Líderes do Talibã disseram que não vão se vingar daqueles que trabalharam para o governo afegão ou países estrangeiros. Mas pessoas em Cabul afirmaram que há listas com os nomes de pessoas que cooperaram com o governo e que combatentes do Talibã estão atrás dessas pessoas.

Combatentes também fizeram exibições de força nas ruas, circulando em motos e carros policiais. Outros foram até as casas de funcionários do governo, onde confiscaram bens e veículos. Numa mensagem aos combatentes, o comandante talibã Sayyid Mawlawi Muhammad Yaqoub disse que “ninguém pode entrar na casa de ninguém” ou confiscar bens do governo.

O aeroporto de Cabul também reabriu para voos militares de repatriamento dos Estados Unidos e de países da União Europeia, sob vigilância de militares americanos.

Formação de novo governo

A agência de notícias Associated Press (AP) informou que líderes do Talibã e líderes políticos do Afeganistão, entre eles o ex-presidente Hamid Karzai e o ex-chefe do conselho de negociação Abdullah Abdullah, estão negociando a formação de um governo.

Pessoas que participam das negociações relataram à AP que o foco das negociações está no funcionamento de um governo liderado pelo Talibã levando em conta as mudanças que ocorreram na sociedade afegã nas duas décadas de presença estrangeira.

Os Estados Unidos afirmaram que só vão reconhecer um governo do Talibã se este respeitar os direitos das mulheres e não der abrigo a grupos extremistas, como a Al Qaeda.

No domingo, o presidente Ashraf Ghani fugiu do Afeganistão em meio ao avanço do Talibã. O paradeiro dele continua desconhecido. Ghani afirmou posteriormente que fugiu para evitar mais “derramamento de sangue”.

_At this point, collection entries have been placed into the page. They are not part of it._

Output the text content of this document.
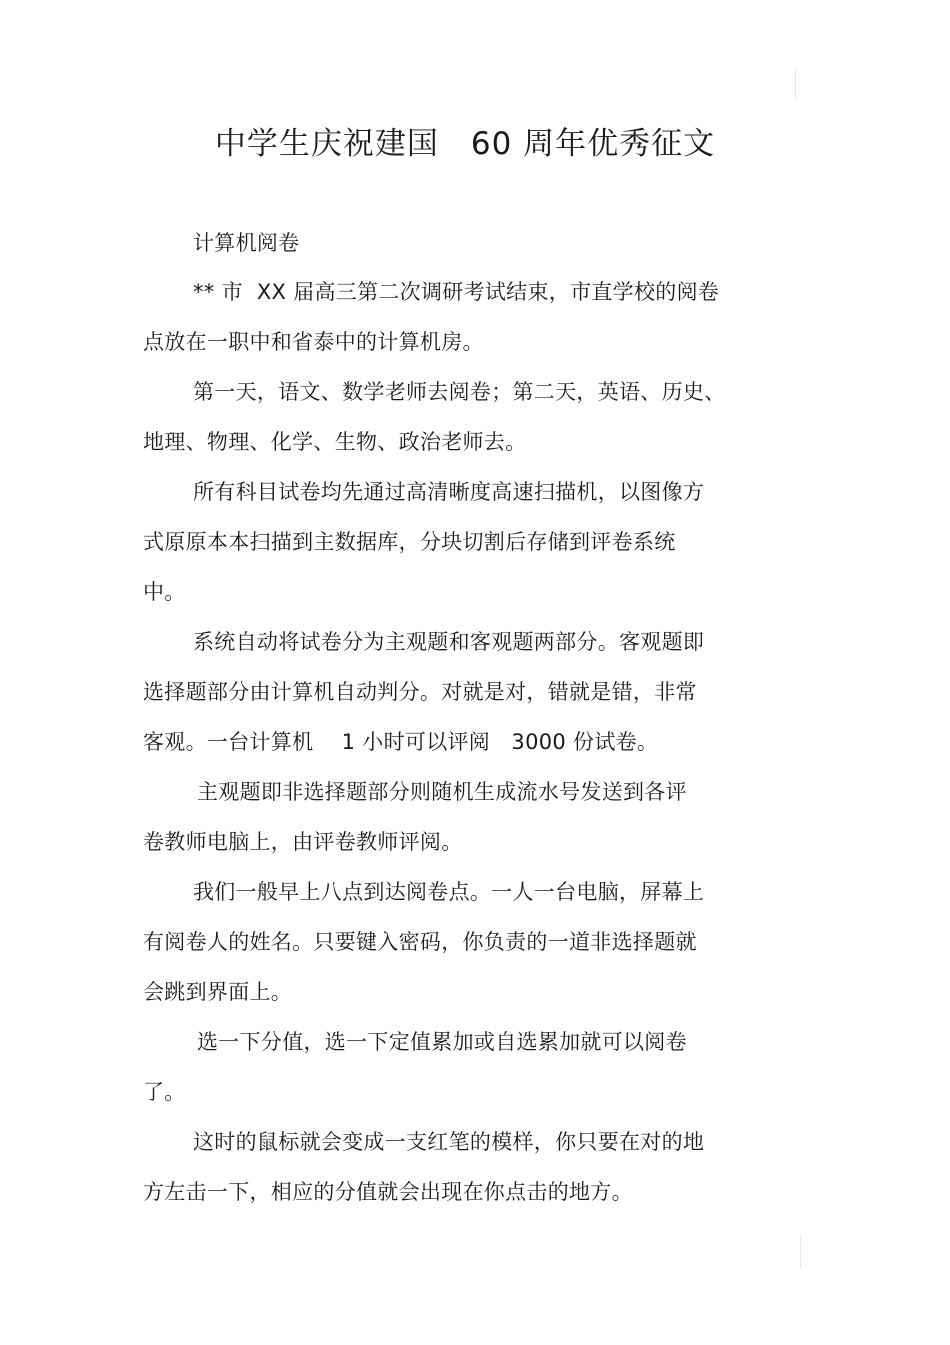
中学生庆祝建国　60 周年优秀征文
计算机阅卷
** 市  XX 届高三第二次调研考试结束，市直学校的阅卷
点放在一职中和省泰中的计算机房。
第一天，语文、数学老师去阅卷；第二天，英语、历史、
地理、物理、化学、生物、政治老师去。
所有科目试卷均先通过高清晰度高速扫描机，以图像方
式原原本本扫描到主数据库，分块切割后存储到评卷系统
中。
系统自动将试卷分为主观题和客观题两部分。客观题即
选择题部分由计算机自动判分。对就是对，错就是错，非常
客观。一台计算机　 1 小时可以评阅　3000 份试卷。
主观题即非选择题部分则随机生成流水号发送到各评
卷教师电脑上，由评卷教师评阅。
我们一般早上八点到达阅卷点。一人一台电脑，屏幕上
有阅卷人的姓名。只要键入密码，你负责的一道非选择题就
会跳到界面上。
选一下分值，选一下定值累加或自选累加就可以阅卷
了。
这时的鼠标就会变成一支红笔的模样，你只要在对的地
方左击一下，相应的分值就会出现在你点击的地方。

Um dos antecessores de Ghani na presidência, Mohammad Najibullah, que governou o país entre 1987 e 1992, com apoio soviético, foi brutalmente assassinado pelo Talibã em 1996, quando o grupo tomou Cabul pela primeira vez. Na ocasião, Najibullah, que havia procurado refúgio numa instalação das Nações Unidas, foi capturado, torturado, castrado e teve seu corpo arrastado pelas ruas e pendurado num poste em frente à sede do governo.